Since you set the output file to "result.md" with no path, it is going to be opened as a sibling to the program.

If you were to run

docker run -it --rm --entrypoint=/bin/bash image

which would open an interactive shell using your image and then run ./program some-file.text some-other-file.txt and then ran ls you would see the output file result.md as a sibling to program. That is outside of your mountpoint, which is why you don't see it on your host machine.

---

Consider this program. This program will take an input file and an output location. It will read in each line of the infile and wrap it in <p>. /some is the repository directory. /some/res/ is the folder that will be mounted to /repo/res/.

I provide 2 arguments to my program through docker run, the infile and outfile both of which are relative to /repo which is the working directory.

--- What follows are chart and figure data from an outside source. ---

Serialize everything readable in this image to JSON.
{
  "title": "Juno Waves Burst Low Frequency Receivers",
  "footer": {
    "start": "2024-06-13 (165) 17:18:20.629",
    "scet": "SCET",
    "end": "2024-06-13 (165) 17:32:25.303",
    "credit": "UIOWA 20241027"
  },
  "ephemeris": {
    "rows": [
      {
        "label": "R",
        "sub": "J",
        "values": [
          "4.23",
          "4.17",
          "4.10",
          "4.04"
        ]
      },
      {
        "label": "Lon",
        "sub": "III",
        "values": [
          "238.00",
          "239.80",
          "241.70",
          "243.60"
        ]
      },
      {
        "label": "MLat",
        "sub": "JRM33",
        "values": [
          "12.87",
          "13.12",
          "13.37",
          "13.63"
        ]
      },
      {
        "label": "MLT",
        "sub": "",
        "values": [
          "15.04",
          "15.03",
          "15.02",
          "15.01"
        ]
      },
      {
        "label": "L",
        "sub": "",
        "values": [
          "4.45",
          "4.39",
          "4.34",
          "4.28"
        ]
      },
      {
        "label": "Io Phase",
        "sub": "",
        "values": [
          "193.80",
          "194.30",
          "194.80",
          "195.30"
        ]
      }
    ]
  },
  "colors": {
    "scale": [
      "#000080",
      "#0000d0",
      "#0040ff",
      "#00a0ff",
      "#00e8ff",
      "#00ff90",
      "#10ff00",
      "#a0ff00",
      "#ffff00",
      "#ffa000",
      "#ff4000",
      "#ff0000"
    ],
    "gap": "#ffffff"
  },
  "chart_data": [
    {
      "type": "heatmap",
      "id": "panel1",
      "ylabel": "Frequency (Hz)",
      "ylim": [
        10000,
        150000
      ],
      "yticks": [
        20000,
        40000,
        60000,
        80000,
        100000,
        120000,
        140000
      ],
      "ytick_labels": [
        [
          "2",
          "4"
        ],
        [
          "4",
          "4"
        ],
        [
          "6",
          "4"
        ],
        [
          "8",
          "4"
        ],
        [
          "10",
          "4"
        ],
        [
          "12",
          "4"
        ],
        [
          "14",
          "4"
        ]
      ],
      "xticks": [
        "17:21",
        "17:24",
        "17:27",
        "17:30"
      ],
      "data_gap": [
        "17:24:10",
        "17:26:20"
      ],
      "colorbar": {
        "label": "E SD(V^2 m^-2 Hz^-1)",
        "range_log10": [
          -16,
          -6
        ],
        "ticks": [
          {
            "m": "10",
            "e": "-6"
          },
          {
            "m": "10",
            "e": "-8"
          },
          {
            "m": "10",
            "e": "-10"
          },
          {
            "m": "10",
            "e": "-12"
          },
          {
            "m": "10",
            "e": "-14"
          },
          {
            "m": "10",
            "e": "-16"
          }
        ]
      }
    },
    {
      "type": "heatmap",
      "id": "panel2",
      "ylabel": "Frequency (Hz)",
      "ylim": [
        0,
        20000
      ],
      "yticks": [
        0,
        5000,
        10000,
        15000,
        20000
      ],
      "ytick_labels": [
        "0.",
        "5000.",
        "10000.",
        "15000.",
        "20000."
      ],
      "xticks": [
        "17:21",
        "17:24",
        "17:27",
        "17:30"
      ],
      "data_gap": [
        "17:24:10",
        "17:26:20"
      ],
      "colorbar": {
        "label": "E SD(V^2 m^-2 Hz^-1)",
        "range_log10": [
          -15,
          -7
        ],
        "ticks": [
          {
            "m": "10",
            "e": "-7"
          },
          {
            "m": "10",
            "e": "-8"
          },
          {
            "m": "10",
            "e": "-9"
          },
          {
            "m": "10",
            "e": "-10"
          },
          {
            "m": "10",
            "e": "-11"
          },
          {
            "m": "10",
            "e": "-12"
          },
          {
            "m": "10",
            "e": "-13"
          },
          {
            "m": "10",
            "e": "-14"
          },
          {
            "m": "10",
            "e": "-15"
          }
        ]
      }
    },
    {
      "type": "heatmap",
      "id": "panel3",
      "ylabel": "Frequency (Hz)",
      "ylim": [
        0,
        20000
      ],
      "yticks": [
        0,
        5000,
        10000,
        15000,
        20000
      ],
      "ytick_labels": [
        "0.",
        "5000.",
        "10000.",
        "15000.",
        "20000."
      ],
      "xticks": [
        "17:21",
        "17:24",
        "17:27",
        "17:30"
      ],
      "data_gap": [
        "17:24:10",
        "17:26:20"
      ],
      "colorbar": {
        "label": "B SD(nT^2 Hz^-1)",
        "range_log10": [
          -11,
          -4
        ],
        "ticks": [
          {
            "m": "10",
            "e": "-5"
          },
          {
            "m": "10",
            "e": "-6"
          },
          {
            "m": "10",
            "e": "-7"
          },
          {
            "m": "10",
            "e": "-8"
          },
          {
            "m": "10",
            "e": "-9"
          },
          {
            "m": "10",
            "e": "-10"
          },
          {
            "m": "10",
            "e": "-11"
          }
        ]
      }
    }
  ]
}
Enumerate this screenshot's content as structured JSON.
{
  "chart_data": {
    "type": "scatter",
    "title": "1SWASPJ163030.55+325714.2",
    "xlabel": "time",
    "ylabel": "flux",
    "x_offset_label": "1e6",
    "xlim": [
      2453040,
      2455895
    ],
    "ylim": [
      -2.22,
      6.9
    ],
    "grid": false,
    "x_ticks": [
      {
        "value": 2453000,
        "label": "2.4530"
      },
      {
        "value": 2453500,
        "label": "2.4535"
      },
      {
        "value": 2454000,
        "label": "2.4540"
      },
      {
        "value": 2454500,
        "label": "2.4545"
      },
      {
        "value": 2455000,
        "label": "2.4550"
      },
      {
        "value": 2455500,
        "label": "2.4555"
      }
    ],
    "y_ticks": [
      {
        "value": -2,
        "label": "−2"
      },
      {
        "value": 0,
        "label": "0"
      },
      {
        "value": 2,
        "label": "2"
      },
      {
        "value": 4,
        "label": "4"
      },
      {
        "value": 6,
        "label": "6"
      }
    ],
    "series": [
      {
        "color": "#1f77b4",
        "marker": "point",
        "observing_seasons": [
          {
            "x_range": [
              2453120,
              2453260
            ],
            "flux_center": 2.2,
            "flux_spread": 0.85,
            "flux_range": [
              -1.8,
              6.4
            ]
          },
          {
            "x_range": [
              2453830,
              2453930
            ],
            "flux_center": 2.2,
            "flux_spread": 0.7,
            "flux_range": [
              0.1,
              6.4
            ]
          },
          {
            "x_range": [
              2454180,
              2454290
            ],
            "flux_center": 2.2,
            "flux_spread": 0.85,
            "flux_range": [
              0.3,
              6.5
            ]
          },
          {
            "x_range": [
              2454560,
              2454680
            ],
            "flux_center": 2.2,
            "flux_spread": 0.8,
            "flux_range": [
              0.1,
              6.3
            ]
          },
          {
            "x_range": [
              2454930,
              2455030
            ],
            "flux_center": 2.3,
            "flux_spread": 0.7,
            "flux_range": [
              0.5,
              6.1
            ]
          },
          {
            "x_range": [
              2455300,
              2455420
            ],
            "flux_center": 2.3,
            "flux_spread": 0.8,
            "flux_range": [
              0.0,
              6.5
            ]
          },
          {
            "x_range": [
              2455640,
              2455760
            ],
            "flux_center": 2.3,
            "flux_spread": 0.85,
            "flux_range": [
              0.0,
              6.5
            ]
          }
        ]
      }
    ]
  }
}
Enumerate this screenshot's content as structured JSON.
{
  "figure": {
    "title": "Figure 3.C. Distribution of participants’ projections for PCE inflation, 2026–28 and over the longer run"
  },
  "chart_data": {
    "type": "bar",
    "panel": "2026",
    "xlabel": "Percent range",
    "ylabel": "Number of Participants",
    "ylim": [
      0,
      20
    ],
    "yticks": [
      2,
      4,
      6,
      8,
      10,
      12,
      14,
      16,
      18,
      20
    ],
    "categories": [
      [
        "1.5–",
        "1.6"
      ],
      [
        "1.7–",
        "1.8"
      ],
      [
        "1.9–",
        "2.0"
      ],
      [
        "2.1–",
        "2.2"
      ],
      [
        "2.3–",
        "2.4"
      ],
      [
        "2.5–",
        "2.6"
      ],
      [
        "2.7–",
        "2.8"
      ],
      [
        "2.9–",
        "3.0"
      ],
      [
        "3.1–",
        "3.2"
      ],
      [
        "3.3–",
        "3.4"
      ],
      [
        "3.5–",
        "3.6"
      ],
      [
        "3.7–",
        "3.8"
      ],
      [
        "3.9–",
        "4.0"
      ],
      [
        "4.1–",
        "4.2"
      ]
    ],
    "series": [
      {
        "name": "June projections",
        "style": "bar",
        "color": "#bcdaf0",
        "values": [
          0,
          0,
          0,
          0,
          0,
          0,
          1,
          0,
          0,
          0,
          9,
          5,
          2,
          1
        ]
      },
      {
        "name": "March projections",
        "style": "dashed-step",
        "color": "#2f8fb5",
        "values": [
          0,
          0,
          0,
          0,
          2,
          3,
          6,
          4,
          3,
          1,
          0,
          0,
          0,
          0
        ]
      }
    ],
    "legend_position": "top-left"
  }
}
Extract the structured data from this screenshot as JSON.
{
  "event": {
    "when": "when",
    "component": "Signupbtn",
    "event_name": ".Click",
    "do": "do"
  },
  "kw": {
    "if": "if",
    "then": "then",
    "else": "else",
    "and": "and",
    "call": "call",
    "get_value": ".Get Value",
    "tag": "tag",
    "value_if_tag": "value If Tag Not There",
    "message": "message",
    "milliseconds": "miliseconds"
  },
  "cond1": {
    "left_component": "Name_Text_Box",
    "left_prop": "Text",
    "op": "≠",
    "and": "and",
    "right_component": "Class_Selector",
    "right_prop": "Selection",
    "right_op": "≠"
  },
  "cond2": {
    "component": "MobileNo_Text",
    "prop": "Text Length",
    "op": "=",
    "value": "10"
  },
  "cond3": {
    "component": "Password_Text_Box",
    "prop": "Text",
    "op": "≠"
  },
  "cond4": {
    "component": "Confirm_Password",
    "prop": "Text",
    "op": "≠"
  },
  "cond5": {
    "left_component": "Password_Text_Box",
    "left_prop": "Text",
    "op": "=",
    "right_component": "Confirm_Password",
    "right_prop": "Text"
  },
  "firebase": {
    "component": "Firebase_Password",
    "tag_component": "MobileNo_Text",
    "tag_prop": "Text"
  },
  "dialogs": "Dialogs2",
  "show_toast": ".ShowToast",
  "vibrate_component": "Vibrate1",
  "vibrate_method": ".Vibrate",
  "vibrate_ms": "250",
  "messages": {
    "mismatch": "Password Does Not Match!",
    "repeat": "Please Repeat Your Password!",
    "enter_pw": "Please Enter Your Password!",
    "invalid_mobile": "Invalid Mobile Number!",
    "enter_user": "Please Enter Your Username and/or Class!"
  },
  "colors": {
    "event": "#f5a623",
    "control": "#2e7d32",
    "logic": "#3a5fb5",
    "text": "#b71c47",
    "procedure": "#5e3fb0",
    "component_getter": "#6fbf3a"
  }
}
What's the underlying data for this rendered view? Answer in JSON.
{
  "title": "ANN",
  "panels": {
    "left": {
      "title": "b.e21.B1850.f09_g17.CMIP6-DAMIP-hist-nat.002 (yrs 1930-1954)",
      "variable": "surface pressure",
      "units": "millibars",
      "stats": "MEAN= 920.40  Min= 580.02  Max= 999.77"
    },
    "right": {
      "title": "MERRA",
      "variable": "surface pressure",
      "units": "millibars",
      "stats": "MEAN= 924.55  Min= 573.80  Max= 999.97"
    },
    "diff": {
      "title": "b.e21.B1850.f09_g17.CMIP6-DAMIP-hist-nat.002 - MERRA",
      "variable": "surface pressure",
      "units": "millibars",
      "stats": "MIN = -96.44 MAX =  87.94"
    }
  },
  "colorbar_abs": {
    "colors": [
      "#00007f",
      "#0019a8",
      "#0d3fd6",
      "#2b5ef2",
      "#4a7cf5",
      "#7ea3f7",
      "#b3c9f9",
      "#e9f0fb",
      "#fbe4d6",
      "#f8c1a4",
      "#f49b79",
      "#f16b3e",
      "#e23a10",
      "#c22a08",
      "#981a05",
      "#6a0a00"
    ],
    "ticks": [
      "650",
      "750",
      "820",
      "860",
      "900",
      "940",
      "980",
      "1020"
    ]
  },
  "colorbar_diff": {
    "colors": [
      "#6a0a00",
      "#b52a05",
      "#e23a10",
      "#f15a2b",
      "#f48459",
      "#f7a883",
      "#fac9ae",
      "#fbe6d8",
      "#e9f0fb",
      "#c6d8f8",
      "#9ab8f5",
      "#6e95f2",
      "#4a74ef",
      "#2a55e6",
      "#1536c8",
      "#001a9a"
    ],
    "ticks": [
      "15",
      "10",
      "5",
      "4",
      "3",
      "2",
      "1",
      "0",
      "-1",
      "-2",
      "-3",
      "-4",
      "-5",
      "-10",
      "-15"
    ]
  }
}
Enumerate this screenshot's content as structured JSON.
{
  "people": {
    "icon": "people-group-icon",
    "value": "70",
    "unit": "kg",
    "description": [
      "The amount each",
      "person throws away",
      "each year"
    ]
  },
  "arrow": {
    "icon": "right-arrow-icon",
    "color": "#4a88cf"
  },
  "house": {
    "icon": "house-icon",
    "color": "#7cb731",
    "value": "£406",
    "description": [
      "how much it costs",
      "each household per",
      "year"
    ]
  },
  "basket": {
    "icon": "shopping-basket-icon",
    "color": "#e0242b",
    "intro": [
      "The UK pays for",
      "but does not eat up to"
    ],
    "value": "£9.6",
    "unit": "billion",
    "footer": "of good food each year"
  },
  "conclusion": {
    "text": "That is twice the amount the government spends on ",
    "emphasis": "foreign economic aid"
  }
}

My program then saves to the outfile location which is within the mountpoint (/repo/res/). After docker run finishes, /some/res/out.txt is populated.

---

Folder structure:

.
├── Dockerfile
├── README.md
├── makefile
├── res
│   └── in.txt
└── test.cpp

Commands run:

docker build -t image .
docker run --rm -v ~/Desktop/some/res/:/repo/res/ image ./res/in.txt ./res/out.txt

Dockerfile:

FROM gcc:7.2.0
ENV MYP /repo
WORKDIR ${MYP}
COPY . ${MYP}

RUN /bin/sh -c 'make'
ENTRYPOINT ["./test"]
CMD ["file1", "file2"]

makefile:

test: test.cpp
    g++ -o test test.cpp

.PHONY: clean

clean:
     rm -f test

test.cpp:

#include <fstream>
#include <iostream>
#include <string>

int main(int argc, char **argv) {
    if (argc < 3) {
        std::cout << "Usage: test [infile] [outfile]" << std::endl;
        return 1;
    }

    std::cout << "All args" << std::endl;
    for (int i = 0; i < argc; i++) {
        std::cout << argv[i] << std::endl;
    }

    std::string line;
    std::ifstream infile(argv[1]);
    std::ofstream outfile(argv[2]);

    if (!(infile.is_open() && outfile.is_open())) {
        std::cerr << "Unable to open files" << std::endl;
        return 1;
    }

    while (getline(infile, line)) {
        outfile << "<p>" << line << "</p>" << std::endl;
    }
    outfile.close();

    return 0;
}

res/in.txt:

hello
world

res/out.txt (after running command):

<p>hello</p>
<p>world</p>

Answer 2

I would like yo post the Dockerfile I'm using right now, in the hope it can be useful to somebody. It doesn't need to specify a name or path for output files. Output files are always written in $PWD.

FROM alpine:3.4

LABEL version="1.0"
LABEL description="some nice description"
LABEL maintainer="[email protected]"

RUN apk update && apk add \
  gcc \
  g++ \
  make \
  git \
  && git clone https://gitlab.com/myuser/myrepo.git \
  && cd myrepo \
  && make \
  && cp program /bin \
  && rm -r /myrepo \
  && apk del g++ make git

WORKDIR /tmp

ENTRYPOINT ["program"]

I only need to run:

docker run --rm -v $PWD:/tmp image file1 file2

Inside the image, the working directory is tmp and cannot be changed, which is the one passed to the volume -v option. After running the image, all output files will be saved in the corresponding working directory of the host machine.